The NFL is changing the procedures that failed to catch the Patriots in Deflategate

The NFL told its officials there will be new procedures for how game balls are handled and tested during the 2015 season, according Mike Pereira of Fox Sports, the former vice president of officiating in the National Football League.

The footballs will still be inflated within a range of 12.5-13.5 pounds per square-inch (PSI) however, there will several important changes:

  • The referee will now designate two members of his crew to inspect the footballs prior to the game. Last season, the referee was the only person who conducted the inspection.
  • Each football will be numbered prior to the game and the measured PSIs will be recorded for each ball.
  • If a football is measured to have a PSI below 12.5 or above 13.5, it will be adjusted to 13.0 PSI. Previously, there was no specific target for the adjustment.
  • During randomly selected games, the game balls will be collected at halftime and their PSIs will be remeasured and the results recorded.

By making these changes, the NFL seems to be acknowledging that the previous procedures for inspecting the footballs was inadequate. This may be important because these are the very procedures used in Deflategate to bust the New England Patriots for using deflated footballs in the AFC Championship game.

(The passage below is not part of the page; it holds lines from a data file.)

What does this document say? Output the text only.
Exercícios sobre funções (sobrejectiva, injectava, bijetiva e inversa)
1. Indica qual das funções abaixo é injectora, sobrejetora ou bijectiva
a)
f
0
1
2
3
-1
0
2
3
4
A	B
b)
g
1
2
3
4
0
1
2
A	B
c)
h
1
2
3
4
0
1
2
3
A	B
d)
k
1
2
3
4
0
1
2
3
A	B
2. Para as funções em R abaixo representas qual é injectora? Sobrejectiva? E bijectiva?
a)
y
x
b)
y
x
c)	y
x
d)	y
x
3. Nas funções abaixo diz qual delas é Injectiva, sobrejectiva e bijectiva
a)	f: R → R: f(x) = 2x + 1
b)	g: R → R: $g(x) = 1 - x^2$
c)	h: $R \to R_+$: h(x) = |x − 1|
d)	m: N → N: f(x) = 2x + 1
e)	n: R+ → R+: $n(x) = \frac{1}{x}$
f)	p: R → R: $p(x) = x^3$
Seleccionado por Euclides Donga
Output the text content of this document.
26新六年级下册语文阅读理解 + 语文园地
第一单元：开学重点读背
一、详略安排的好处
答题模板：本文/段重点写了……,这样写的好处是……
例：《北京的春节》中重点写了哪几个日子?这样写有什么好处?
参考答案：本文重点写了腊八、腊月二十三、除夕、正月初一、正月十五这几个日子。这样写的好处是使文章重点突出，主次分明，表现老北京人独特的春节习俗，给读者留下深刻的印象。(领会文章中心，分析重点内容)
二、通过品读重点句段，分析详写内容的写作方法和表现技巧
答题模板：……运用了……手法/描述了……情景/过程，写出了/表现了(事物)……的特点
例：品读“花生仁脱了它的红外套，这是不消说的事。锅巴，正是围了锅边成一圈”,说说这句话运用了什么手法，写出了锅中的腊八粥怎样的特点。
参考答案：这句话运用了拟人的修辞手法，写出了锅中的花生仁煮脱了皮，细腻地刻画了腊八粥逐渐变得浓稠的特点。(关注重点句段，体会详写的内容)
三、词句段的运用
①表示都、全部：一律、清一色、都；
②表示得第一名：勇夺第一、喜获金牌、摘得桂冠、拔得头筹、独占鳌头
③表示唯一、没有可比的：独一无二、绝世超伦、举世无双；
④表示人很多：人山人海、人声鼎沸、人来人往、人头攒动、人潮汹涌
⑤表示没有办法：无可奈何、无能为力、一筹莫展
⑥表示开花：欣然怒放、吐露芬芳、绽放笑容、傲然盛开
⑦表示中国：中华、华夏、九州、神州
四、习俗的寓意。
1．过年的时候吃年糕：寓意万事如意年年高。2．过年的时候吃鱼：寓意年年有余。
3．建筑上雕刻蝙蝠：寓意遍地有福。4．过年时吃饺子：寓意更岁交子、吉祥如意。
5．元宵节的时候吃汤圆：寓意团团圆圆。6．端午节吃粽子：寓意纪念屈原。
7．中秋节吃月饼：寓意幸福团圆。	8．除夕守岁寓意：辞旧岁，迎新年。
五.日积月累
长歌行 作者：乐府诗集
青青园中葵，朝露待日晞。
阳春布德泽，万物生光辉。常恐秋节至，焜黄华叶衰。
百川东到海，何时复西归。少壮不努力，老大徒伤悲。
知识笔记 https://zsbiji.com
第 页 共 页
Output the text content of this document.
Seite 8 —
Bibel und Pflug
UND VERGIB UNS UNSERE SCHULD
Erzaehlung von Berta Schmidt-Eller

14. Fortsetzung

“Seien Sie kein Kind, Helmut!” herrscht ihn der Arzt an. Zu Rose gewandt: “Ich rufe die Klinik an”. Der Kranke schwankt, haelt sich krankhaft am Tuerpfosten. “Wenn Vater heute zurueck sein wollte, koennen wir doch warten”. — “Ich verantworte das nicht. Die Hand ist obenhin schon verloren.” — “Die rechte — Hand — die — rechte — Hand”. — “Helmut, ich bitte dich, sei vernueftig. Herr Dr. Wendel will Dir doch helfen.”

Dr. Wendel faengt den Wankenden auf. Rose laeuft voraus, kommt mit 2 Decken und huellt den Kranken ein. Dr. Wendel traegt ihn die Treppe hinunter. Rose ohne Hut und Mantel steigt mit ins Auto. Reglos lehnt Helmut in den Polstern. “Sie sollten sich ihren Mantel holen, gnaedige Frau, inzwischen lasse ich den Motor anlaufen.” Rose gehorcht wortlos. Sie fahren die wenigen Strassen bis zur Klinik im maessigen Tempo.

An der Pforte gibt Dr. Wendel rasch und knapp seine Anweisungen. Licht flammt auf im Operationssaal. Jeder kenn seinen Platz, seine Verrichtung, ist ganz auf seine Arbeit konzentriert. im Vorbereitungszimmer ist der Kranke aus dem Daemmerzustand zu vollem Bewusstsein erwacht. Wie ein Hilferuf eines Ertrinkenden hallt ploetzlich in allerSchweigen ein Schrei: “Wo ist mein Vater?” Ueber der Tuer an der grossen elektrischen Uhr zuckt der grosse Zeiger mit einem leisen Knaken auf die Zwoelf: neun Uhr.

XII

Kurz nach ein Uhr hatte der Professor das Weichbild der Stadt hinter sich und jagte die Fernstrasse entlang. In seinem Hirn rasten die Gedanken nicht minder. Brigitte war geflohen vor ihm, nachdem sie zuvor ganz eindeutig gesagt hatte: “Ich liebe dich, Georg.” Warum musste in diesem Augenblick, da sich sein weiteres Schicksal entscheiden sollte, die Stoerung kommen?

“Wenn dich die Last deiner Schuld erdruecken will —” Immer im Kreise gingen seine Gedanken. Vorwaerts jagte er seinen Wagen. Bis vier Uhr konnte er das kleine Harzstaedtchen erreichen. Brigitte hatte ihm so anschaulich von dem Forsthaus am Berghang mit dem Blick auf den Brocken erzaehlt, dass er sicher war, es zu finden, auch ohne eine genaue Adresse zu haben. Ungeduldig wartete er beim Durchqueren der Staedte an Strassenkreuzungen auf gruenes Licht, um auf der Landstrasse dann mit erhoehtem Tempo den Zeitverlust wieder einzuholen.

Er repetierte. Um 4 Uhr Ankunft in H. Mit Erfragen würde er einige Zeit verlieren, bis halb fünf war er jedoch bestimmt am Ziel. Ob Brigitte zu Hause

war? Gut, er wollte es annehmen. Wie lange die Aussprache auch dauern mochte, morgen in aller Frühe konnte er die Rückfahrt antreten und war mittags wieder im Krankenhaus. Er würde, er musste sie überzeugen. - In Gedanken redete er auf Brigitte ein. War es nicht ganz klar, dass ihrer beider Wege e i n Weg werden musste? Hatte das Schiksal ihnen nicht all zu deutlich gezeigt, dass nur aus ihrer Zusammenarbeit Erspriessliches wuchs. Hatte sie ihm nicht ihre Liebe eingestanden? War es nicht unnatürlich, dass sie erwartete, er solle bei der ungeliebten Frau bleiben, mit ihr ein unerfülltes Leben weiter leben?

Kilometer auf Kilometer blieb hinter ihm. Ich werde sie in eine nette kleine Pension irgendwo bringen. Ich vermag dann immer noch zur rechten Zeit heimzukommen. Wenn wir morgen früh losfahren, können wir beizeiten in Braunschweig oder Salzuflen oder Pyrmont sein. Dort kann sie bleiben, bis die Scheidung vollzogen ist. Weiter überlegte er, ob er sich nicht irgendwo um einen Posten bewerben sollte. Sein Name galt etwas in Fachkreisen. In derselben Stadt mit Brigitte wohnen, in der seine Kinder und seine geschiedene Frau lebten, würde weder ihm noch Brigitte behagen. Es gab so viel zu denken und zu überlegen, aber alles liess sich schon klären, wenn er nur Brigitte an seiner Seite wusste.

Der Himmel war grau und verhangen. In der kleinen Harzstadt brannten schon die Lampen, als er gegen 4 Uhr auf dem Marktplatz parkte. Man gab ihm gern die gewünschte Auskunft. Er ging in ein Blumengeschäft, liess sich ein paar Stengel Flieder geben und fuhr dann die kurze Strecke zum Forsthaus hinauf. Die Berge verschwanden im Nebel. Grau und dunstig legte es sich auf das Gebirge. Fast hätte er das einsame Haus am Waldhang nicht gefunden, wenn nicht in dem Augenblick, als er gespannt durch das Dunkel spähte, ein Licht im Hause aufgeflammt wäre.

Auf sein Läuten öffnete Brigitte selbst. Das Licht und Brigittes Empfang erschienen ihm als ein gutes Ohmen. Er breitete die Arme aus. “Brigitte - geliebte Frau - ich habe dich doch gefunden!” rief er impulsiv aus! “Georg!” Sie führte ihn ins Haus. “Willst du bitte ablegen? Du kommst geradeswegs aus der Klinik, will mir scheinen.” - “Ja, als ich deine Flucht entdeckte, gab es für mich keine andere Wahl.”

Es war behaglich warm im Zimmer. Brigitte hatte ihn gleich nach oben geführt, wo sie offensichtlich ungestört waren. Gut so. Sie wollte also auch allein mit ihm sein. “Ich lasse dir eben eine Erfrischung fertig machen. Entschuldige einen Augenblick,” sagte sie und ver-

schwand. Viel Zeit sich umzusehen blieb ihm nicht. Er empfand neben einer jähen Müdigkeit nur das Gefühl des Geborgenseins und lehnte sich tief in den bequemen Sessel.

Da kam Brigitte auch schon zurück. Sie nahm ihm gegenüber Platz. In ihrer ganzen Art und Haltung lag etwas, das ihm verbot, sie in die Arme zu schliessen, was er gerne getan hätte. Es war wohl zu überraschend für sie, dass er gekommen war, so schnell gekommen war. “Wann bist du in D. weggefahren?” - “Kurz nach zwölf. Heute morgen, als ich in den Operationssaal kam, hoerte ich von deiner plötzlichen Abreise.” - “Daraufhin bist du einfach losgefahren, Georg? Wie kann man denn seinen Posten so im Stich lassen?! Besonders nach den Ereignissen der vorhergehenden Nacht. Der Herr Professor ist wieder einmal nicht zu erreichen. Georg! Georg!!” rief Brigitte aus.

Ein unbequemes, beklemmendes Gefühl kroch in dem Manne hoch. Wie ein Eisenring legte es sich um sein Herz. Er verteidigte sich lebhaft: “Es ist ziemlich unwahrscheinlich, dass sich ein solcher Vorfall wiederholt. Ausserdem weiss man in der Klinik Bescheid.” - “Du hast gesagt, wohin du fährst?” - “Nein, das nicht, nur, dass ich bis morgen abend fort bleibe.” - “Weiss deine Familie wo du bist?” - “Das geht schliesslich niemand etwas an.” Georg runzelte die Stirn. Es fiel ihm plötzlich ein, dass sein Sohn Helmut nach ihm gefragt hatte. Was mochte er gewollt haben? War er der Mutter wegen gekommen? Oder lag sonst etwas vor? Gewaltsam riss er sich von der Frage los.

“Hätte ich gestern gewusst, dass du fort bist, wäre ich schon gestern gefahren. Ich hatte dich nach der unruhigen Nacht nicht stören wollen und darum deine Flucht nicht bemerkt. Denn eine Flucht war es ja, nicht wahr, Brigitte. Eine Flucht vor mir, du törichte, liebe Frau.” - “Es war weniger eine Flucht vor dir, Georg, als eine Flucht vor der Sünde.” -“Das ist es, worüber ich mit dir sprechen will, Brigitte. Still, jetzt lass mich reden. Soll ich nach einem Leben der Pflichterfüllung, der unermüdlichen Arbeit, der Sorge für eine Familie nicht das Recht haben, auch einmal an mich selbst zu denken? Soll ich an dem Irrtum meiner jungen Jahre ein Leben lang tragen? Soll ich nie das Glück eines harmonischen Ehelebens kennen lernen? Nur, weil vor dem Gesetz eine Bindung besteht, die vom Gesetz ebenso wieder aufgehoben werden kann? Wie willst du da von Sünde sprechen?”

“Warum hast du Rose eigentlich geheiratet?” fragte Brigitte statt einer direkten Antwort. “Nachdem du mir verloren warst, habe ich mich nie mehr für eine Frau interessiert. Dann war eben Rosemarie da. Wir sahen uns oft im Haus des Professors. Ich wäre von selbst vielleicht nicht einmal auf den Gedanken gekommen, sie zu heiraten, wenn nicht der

According to Kevin Seifert of ESPN, these new procedures “undermine” Brady’s 4-game suspension. From his article on Monday:

For Brady, however, each change can be viewed as a variable that casts doubt on culpability. Consider:

  • The NFL has now acknowledged that it’s important to know the exact pregame inflation of each football. Brady was suspended without it.
  • The league admits that security surrounding footballs needed to be improved. Proof of Brady’s guilt was based in part on a Patriots employee taking game footballs into a bathroom during pregame warm-ups.
  • The NFL knows now that there should be a detailed process for checking compliance at halftime and after the game. Brady’s suspension was rooted in an unprecedented and chaotic halftime scene at the AFC Championship Game where two separate needles were used to test some footballs before time ran out.
  • The league has recognised, in effect, that its previous approach was lacking. Brady has been suspended for participation in a scheme with little of the documentation and process the NFL now considers essential.”

The flip-side to this argument is that the NFL punished Brady based on the procedures and rules that were in place at the time. Like any set of rules, on the field or off, the league is simply learning and evolving and that the new rules and procedures can’t be retroactively applied.

The NFL can also argue that the measurements were only part of the evidence against Brady.

Still, considering the timing of these changes, after Brady’s appeal but with the final ruling still pending, it is hard not to look at these changes as something of an admission that the original investigation was at least partially flawed.

We have reached out to the NFL and the NFL Players’ Association for comment and will update when we hear back.